Moderator Kirkpatrick, noting the “bizarrely wholesale transformation that has happened at the company,” asked Badshah what other factors might be in play. Badshah said that the change in leadership, with longtime Microsoft executive Satya Nadella becoming CEO in 2014, brought a shift in the corporate conversation. “Satya came in and listened to the employees and said, ‘Hey, I’m here for you. I want to absorb from you.’ But he was always a skilled businessman, right? He’s not going to just give up and say, ‘OK, this is free-for-all Kumbaya, and let’s do whatever everybody wants to do.’ But the invitation changed the mindset of how people wanted to show up. He embodies it in how he behaves. And that’s a huge shift. And that also gave the energy to Brad [Smith, Microsoft’s president], who always wanted to do this more.” Kirkpatrick agreed: “I think the two of them together are not a sufficiently appreciated powerhouse duo. Brad is possibly the most ethical senior leader in the technology industry.”

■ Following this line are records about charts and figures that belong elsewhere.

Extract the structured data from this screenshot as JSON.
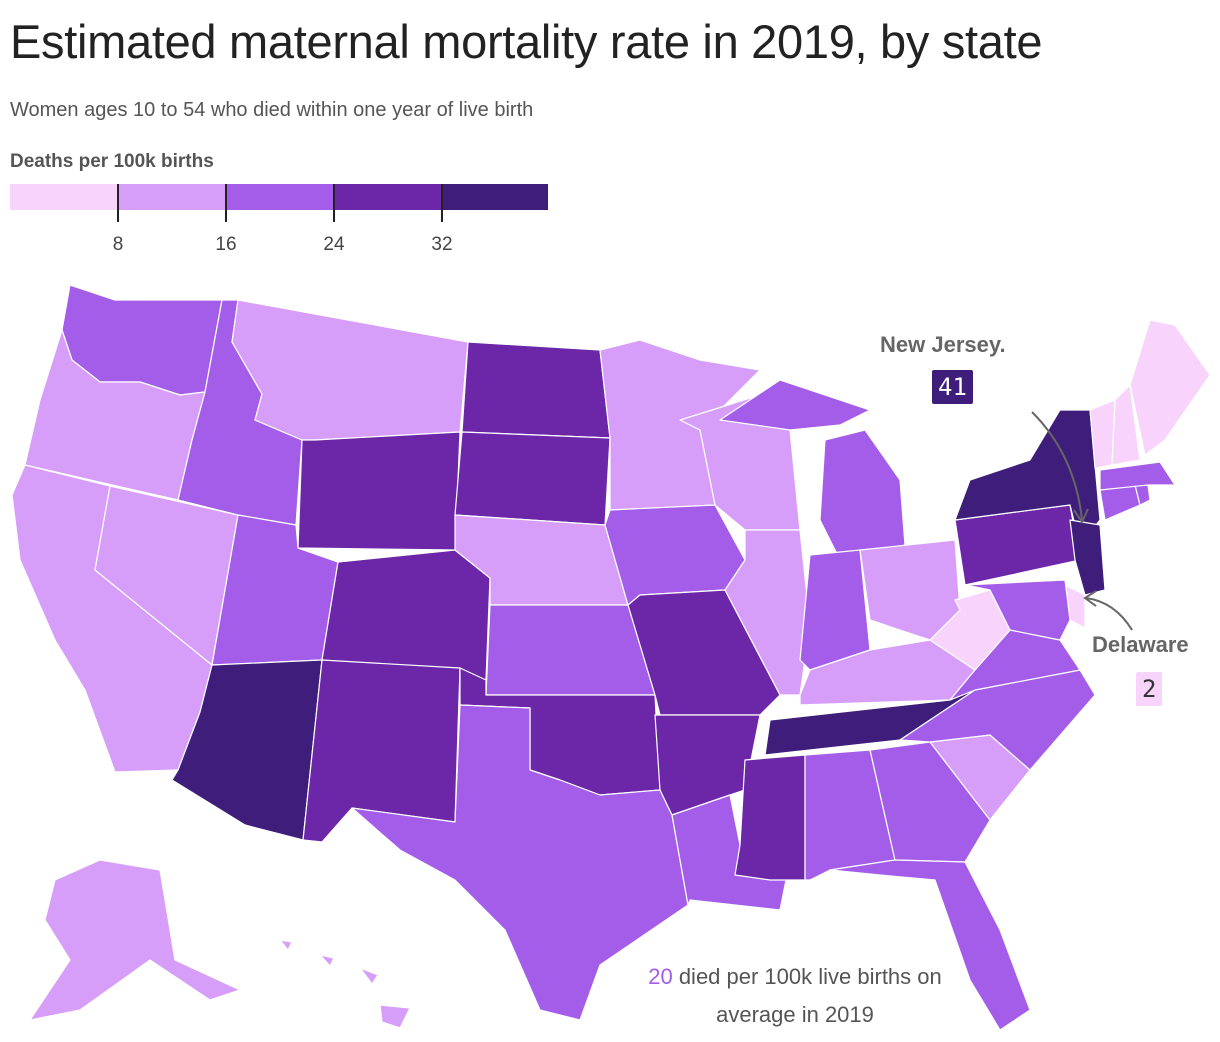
{
  "header": {
    "title": "Estimated maternal mortality rate in 2019, by state",
    "subtitle": "Women ages 10 to 54 who died within one year of live birth"
  },
  "legend": {
    "title": "Deaths per 100k births",
    "tick_labels": [
      "8",
      "16",
      "24",
      "32"
    ],
    "colors": [
      "#f8d3fb",
      "#d79ef9",
      "#a45de9",
      "#6c27a8",
      "#3e1e7a"
    ]
  },
  "callouts": {
    "new_jersey": {
      "name": "New Jersey.",
      "value": "41",
      "badge_bg": "#3e1e7a",
      "badge_fg": "#ffffff"
    },
    "delaware": {
      "name": "Delaware",
      "value": "2",
      "badge_bg": "#f8d3fb",
      "badge_fg": "#333333"
    }
  },
  "footnote": {
    "value": "20",
    "text_line1": " died per 100k live births on",
    "text_line2": "average in 2019"
  },
  "chart_data": {
    "type": "choropleth",
    "title": "Estimated maternal mortality rate in 2019, by state",
    "subtitle": "Women ages 10 to 54 who died within one year of live birth",
    "legend_title": "Deaths per 100k births",
    "bins": [
      {
        "range": "<8",
        "color": "#f8d3fb"
      },
      {
        "range": "8–16",
        "color": "#d79ef9"
      },
      {
        "range": "16–24",
        "color": "#a45de9"
      },
      {
        "range": "24–32",
        "color": "#6c27a8"
      },
      {
        "range": ">32",
        "color": "#3e1e7a"
      }
    ],
    "labeled_values": {
      "New Jersey": 41,
      "Delaware": 2,
      "US average": 20
    },
    "state_bins": {
      "WA": 2,
      "OR": 1,
      "CA": 1,
      "NV": 1,
      "ID": 2,
      "MT": 1,
      "WY": 3,
      "UT": 2,
      "AZ": 4,
      "CO": 3,
      "NM": 3,
      "ND": 3,
      "SD": 3,
      "NE": 1,
      "KS": 2,
      "OK": 3,
      "TX": 2,
      "MN": 1,
      "IA": 2,
      "MO": 3,
      "AR": 3,
      "LA": 2,
      "WI": 1,
      "IL": 1,
      "MI": 2,
      "IN": 2,
      "OH": 1,
      "KY": 1,
      "TN": 4,
      "MS": 3,
      "AL": 2,
      "GA": 2,
      "FL": 2,
      "SC": 1,
      "NC": 2,
      "VA": 2,
      "WV": 0,
      "PA": 3,
      "NY": 4,
      "NJ": 4,
      "DE": 0,
      "MD": 2,
      "CT": 2,
      "RI": 2,
      "MA": 2,
      "VT": 0,
      "NH": 0,
      "ME": 0,
      "AK": 1,
      "HI": 1
    }
  }
}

A benefit of this purposefulness at Microsoft is that it makes the company a more attractive place to work, Badshah said. “The fact that it created this space for engagement to happen between its employees and its community is critical. It’s critical for companies to adopt because the workplace is where we spend most of our time. In a virtual world, we spend most of our time sitting in a little corner of your room, but that little corner of your room has now been taken over by your workplace. So workplaces are where we actually form these relationships. And if you can create a space where different people from different communities, different walks of life, different statuses, different religions, different colors, come together around certain common things that are not just business-related, you are now creating opportunities to shift the mindset. You're creating these bridging environments. And you're building the muscle that allows all of us to behave and act differently when we show up in our communities. That, to me, is the important role any company can play and should play.”

Angelica Frey is a writer and a translator based in Milan and Brooklyn.